Fix LTX2 sharding: NNXSimpleFeedForward kernel axes and LTX2Attention bias axes

Perseus14 · Perseus14 · commit 5f32283afdaf · 2026-04-11T18:07:53.000+05:30
1. NNXSimpleFeedForward (used by LTX2 transformer blocks):
   - net_0 (up-projection): kernel sharding fixed from ('embed', None) to
     ('embed', 'mlp'). The output dim should be sharded across tensor axis
     to parallelize the computation. Previous sharding left the output
     fully replicated, causing unnecessary all-gathers.
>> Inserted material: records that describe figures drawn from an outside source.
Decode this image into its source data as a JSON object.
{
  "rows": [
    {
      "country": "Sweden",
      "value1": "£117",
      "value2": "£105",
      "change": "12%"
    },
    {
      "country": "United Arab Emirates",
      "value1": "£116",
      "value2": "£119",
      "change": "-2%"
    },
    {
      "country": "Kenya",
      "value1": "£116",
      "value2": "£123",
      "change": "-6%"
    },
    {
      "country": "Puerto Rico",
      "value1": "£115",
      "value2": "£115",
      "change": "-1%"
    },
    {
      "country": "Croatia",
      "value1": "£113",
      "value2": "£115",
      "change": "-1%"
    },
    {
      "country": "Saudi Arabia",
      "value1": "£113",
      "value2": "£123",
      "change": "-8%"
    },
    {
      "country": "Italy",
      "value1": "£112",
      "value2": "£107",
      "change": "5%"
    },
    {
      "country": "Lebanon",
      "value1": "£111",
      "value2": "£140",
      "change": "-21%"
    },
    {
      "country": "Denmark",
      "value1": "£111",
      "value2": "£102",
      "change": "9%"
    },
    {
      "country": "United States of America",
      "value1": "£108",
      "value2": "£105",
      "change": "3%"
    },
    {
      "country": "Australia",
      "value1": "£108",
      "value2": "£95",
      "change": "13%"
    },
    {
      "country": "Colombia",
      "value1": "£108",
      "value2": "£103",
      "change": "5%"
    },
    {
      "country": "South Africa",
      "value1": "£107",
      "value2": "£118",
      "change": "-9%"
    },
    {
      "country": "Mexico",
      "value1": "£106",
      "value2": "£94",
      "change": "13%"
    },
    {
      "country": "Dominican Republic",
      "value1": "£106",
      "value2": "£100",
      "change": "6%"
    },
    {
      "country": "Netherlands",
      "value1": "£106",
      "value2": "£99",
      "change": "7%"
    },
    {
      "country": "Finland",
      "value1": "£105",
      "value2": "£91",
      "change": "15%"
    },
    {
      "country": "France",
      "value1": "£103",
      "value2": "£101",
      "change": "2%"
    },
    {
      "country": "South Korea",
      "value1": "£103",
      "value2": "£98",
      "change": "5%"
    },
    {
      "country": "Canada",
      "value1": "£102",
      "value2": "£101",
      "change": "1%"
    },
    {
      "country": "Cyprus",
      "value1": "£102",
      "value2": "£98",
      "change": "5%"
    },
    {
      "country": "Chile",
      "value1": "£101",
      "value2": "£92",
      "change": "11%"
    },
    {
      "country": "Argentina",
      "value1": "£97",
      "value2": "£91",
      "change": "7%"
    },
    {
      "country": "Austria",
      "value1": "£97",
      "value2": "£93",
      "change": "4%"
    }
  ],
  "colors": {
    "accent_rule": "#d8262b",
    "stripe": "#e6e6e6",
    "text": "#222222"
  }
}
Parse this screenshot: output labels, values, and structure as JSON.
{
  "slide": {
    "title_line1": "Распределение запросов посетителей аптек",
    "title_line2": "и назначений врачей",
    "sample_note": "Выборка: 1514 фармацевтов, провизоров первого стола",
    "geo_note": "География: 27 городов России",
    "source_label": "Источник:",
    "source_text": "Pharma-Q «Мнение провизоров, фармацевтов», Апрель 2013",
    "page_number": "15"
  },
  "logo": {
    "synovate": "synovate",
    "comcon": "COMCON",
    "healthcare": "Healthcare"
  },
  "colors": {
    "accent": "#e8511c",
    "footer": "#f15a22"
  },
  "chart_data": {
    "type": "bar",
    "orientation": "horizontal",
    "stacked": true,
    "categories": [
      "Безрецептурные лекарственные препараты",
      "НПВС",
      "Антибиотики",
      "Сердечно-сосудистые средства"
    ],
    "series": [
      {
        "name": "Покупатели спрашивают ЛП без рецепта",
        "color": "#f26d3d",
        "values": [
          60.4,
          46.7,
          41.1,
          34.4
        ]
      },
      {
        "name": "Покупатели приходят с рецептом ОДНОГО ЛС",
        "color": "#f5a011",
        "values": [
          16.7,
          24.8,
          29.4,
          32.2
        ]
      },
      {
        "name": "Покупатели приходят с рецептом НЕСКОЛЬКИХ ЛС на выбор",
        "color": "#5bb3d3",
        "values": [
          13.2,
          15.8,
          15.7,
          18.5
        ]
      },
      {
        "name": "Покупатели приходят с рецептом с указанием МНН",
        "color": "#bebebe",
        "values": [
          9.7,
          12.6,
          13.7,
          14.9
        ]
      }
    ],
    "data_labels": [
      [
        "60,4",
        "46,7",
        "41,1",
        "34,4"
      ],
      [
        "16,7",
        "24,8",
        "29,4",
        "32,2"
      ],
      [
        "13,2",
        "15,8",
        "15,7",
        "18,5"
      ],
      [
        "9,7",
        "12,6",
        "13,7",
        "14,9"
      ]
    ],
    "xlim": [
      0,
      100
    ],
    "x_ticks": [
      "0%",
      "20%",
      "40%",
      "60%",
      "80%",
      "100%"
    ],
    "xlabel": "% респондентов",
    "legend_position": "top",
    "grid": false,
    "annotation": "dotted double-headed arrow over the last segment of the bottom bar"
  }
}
   - net_2 (down-projection): kernel sharding fixed from ('embed', 'mlp')
     to ('mlp', 'embed'). Input dim must match net_0's output sharding,
     and output dim should use embed sharding. Previous sharding had the
     axes reversed, creating resharding overhead.
   - Bias axes updated to match their respective output dimensions.

2. LTX2Attention:
   - QKV bias: fixed from ('embed',) to ('heads',) to match the QKV
     kernel output dimension sharding.
   - Output projection bias: fixed from ('heads',) to ('embed',) to match
     the output kernel output dimension sharding.
diff --git a/src/maxdiffusion/models/attention_flax.py b/src/maxdiffusion/models/attention_flax.py
@@ -717,8 +717,8 @@ def __init__(
         dtype=dtype,
         param_dtype=weights_dtype,
         precision=precision,
-        kernel_init=nnx.with_partitioning(nnx.initializers.lecun_normal(), ("embed", None)),
-        bias_init=nnx.with_partitioning(nnx.initializers.zeros, (None,)),
+        kernel_init=nnx.with_partitioning(nnx.initializers.lecun_normal(), ("embed", "mlp")),
+        bias_init=nnx.with_partitioning(nnx.initializers.zeros, ("mlp",)),
     )
     self.act = get_activation(activation_fn)
     self.net_2 = nnx.Linear(
@@ -729,8 +729,8 @@ def __init__(
         dtype=dtype,
         param_dtype=weights_dtype,
         precision=precision,
-        kernel_init=nnx.with_partitioning(nnx.initializers.lecun_normal(), ("embed", "mlp")),
-        bias_init=nnx.with_partitioning(nnx.initializers.zeros, ("mlp",)),
+        kernel_init=nnx.with_partitioning(nnx.initializers.lecun_normal(), ("mlp", "embed")),
+        bias_init=nnx.with_partitioning(nnx.initializers.zeros, ("embed",)),
     )
 
   def __call__(self, hidden_states: Array) -> Array:
diff --git a/src/maxdiffusion/models/ltx2/attention_ltx2.py b/src/maxdiffusion/models/ltx2/attention_ltx2.py
@@ -359,13 +359,13 @@ def __init__(
     # 1. Define Partitioned Initializers (Logical Axes)
     # Q, K, V kernels: [in_features (embed), out_features (heads)]
     qkv_kernel_init = nnx.with_partitioning(nnx.initializers.lecun_normal(), ("embed", "heads"))
-    # Q, K, V biases: [out_features (embed)]
-    qkv_bias_init = nnx.with_partitioning(nnx.initializers.zeros_init(), ("embed",))
+    # Q, K, V biases: [out_features (heads)]
+    qkv_bias_init = nnx.with_partitioning(nnx.initializers.zeros_init(), ("heads",))
 
     # Out kernel: [in_features (heads), out_features (embed)]
     out_kernel_init = nnx.with_partitioning(nnx.initializers.lecun_normal(), ("heads", "embed"))
-    # Out bias: [out_features (heads)]
-    out_bias_init = nnx.with_partitioning(nnx.initializers.zeros_init(), ("heads",))
+    # Out bias: [out_features (embed)]
+    out_bias_init = nnx.with_partitioning(nnx.initializers.zeros_init(), ("embed",))
 
     # Norm scales
     norm_scale_init = nnx.with_partitioning(nnx.initializers.ones_init(), ("norm",))